Here are seven tips from Dr. Walsh:

1. Make an appointment with your doctor

You should begin your fall-prevention planning by making an appointment to see your primary care physician. Discuss any medical conditions you currently have and bring a list of your prescriptions and over-the-counter medications and supplements (or bring the medicines with you). Ask your doctor to review all side effects and interactions that might increase your risk of falling. Your doctor may consider weaning you off certain medications — such as sedatives and antidepressants — to prevent falls.

2. Have your vision checked

See your ophthalmologist at least once a year as poor eyesight can dramatically increase your risk of falling.

3. Stay in shape!

Make sure you exercise and maintain a healthy diet. Once you return home from rehab, continue the customized exercise program created by your physical therapist. This will help further improve your balance, flexibility, muscle strength, and gait, and go a long way toward fall prevention. With your doctor’s permission, consider activities such as walking, water workouts, or tai chi, a gentle exercise that involves slow and graceful dance-like movements. If you avoid physical activity because you’re afraid it will make a fall more likely, tell your doctor. He or she may recommend carefully monitored exercise programs or refer you to a physical therapist.

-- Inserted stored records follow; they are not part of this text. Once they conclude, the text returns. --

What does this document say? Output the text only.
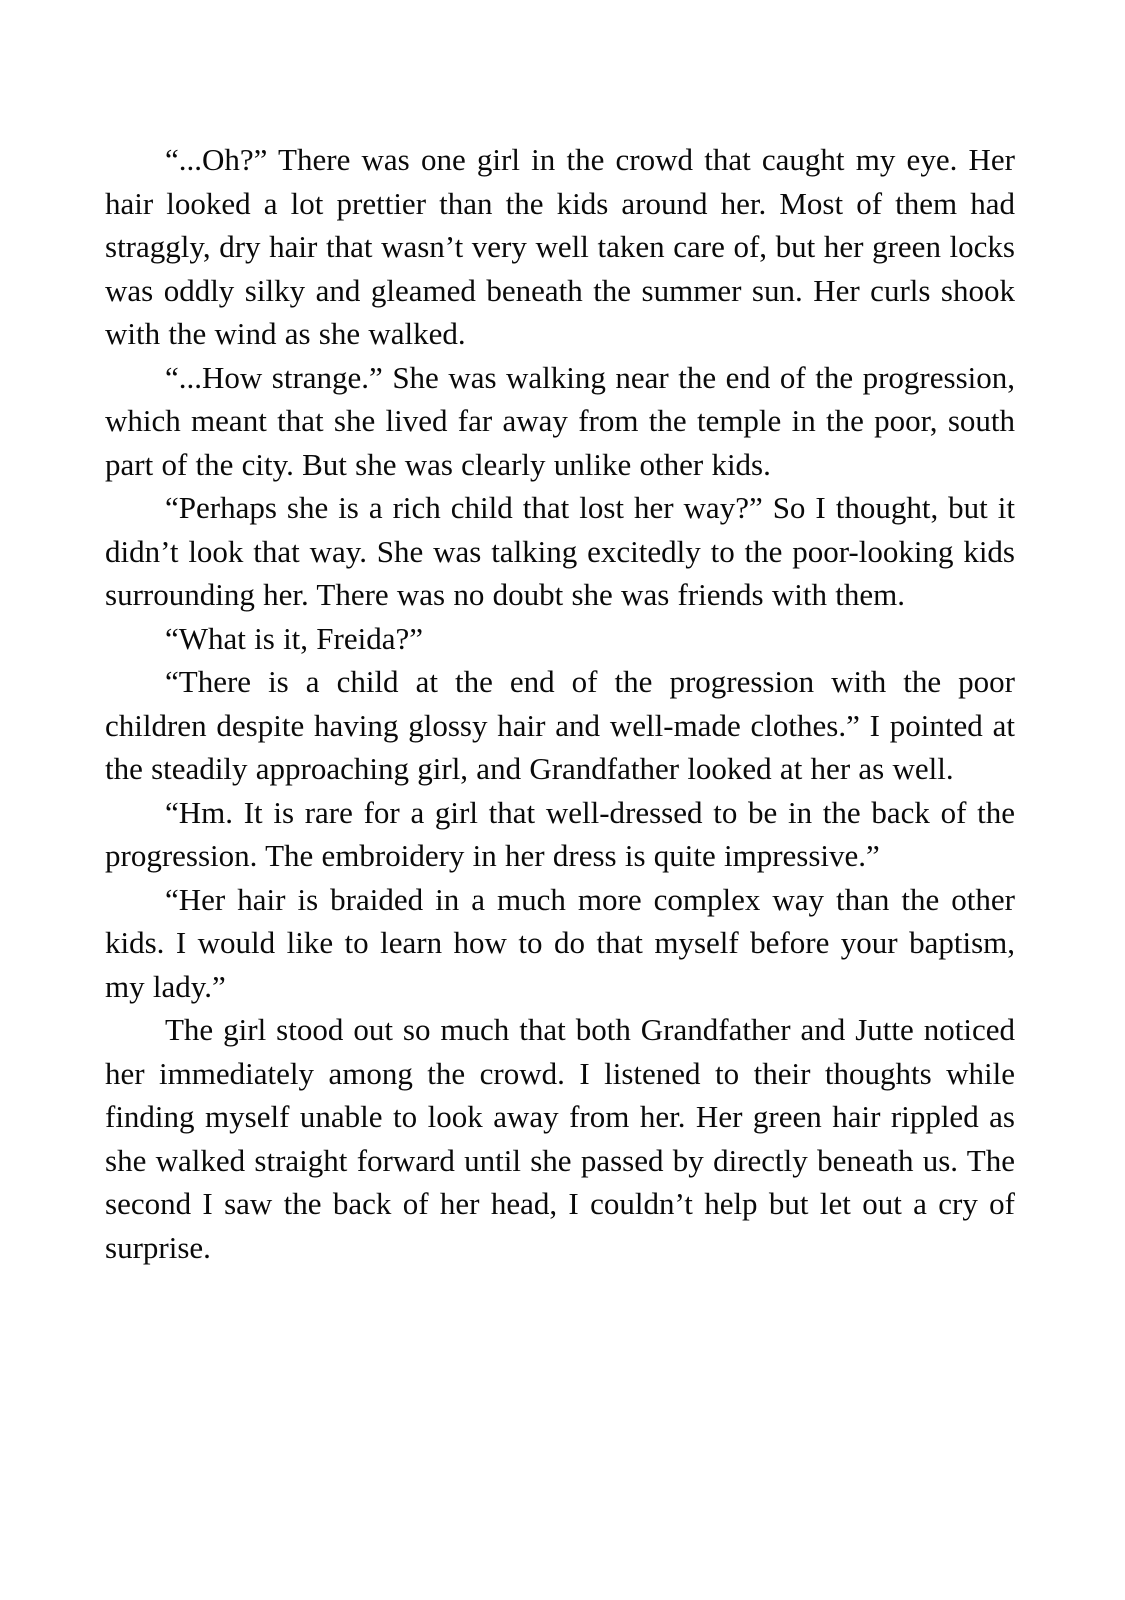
“...Oh?” There was one girl in the crowd that caught my eye. Her hair looked a lot prettier than the kids around her. Most of them had straggly, dry hair that wasn’t very well taken care of, but her green locks was oddly silky and gleamed beneath the summer sun. Her curls shook with the wind as she walked.

“...How strange.” She was walking near the end of the progression, which meant that she lived far away from the temple in the poor, south part of the city. But she was clearly unlike other kids.

“Perhaps she is a rich child that lost her way?” So I thought, but it didn’t look that way. She was talking excitedly to the poor-looking kids surrounding her. There was no doubt she was friends with them.

“What is it, Freida?”

“There is a child at the end of the progression with the poor children despite having glossy hair and well-made clothes.” I pointed at the steadily approaching girl, and Grandfather looked at her as well.

“Hm. It is rare for a girl that well-dressed to be in the back of the progression. The embroidery in her dress is quite impressive.”

“Her hair is braided in a much more complex way than the other kids. I would like to learn how to do that myself before your baptism, my lady.”

The girl stood out so much that both Grandfather and Jutte noticed her immediately among the crowd. I listened to their thoughts while finding myself unable to look away from her. Her green hair rippled as she walked straight forward until she passed by directly beneath us. The second I saw the back of her head, I couldn’t help but let out a cry of surprise.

It’s also important to watch what you eat and drink, as a poor diet and dehydration will deplete your strength and energy, and make it hard to move about and do everyday activities. In addition, watch your alcohol intake. Excessive alcohol and smoking decrease bone strength. Alcohol use can also cause unsteadiness and slow reaction times.

4. Wear sensible shoes

One of the easiest things you can do to prevent a fall is to pay attention to what you put on your feet. Avoid high heels, floppy slippers, open-back shoes, and shoes with slick soles, which can lead to stumbles and falls. Refrain from walking around in stocking feet, and wear properly fitting, sturdy shoes with nonskid soles

5. Check your home for hazards

Take a good look around your house and remove anything on the floors or rugs that could cause you to trip. This includes shoes, boxes, books, and newspapers that are obstructing your walkways. Also remove coffee tables, magazine racks, and plant stands from highly trafficked areas, and coil/tape electrical and phone cords to the wall so you won’t trip over them (If needed, have an electrician put in another outlet). When it comes to rugs, you can either secure loose rugs with double-faced tape, tacks, or a slip-resistant backing, or you may choose to remove them completely.

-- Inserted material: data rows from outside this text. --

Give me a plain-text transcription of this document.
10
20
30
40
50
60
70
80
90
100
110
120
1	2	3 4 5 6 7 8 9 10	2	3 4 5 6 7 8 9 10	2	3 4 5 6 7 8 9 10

Additional tips include repairing loose, wooden floorboards and carpeting; storing dishes, food, clothing, and keeping other necessities within easy reach. Use nonslip mats in your shower or tub, and immediately clean up spills so you don’t slip. Last but certainly not least, keep objects off stairs, and fix loose or uneven steps.

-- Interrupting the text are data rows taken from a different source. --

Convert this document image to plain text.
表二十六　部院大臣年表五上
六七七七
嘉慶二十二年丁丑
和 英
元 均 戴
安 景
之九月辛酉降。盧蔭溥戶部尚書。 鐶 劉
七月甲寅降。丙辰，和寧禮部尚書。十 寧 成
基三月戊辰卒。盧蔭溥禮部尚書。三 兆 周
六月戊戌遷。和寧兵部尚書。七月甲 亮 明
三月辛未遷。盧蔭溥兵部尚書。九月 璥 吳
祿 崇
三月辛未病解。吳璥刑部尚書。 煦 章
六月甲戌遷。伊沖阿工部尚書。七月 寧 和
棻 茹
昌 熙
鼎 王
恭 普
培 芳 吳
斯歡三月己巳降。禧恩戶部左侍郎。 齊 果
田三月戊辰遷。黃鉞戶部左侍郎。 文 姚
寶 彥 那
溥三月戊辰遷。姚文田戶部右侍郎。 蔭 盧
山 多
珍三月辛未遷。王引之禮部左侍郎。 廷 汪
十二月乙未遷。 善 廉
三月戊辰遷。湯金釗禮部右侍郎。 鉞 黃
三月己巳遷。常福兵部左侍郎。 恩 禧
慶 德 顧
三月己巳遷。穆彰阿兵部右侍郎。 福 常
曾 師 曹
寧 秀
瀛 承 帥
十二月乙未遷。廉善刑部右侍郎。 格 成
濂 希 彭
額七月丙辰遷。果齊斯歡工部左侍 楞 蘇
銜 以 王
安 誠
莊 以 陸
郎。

6. Brighten up your living space

Keeping your home well lit will help you avoid tripping on objects that are hard to see. Some helpful and easy tips include: installing nightlights in your bedroom, bathroom, and hallways; placing a lamp on your nightstand for middle-of-the-night needs; and turning on the lights before going up or down stairs. If you don’t already have overhead lights at the top and bottom of the stairs, have an electrician install them. Also consider getting glow-in-the-dark light switches, and buy a flashlight (or two!) in case there is a power outage.

7. Use assistive devices

In addition to a cane or walker, you might want to consider other assistive devices to help prevent falls. These can range from handrails on both sides of stairways to nonslip treads for bare-wood steps. Other helpful items are: a raised toilet seat or one with armrests, grab bars for the shower or tub, a sturdy plastic seat for the shower or tub, and a hand-held shower nozzle for bathing while sitting down.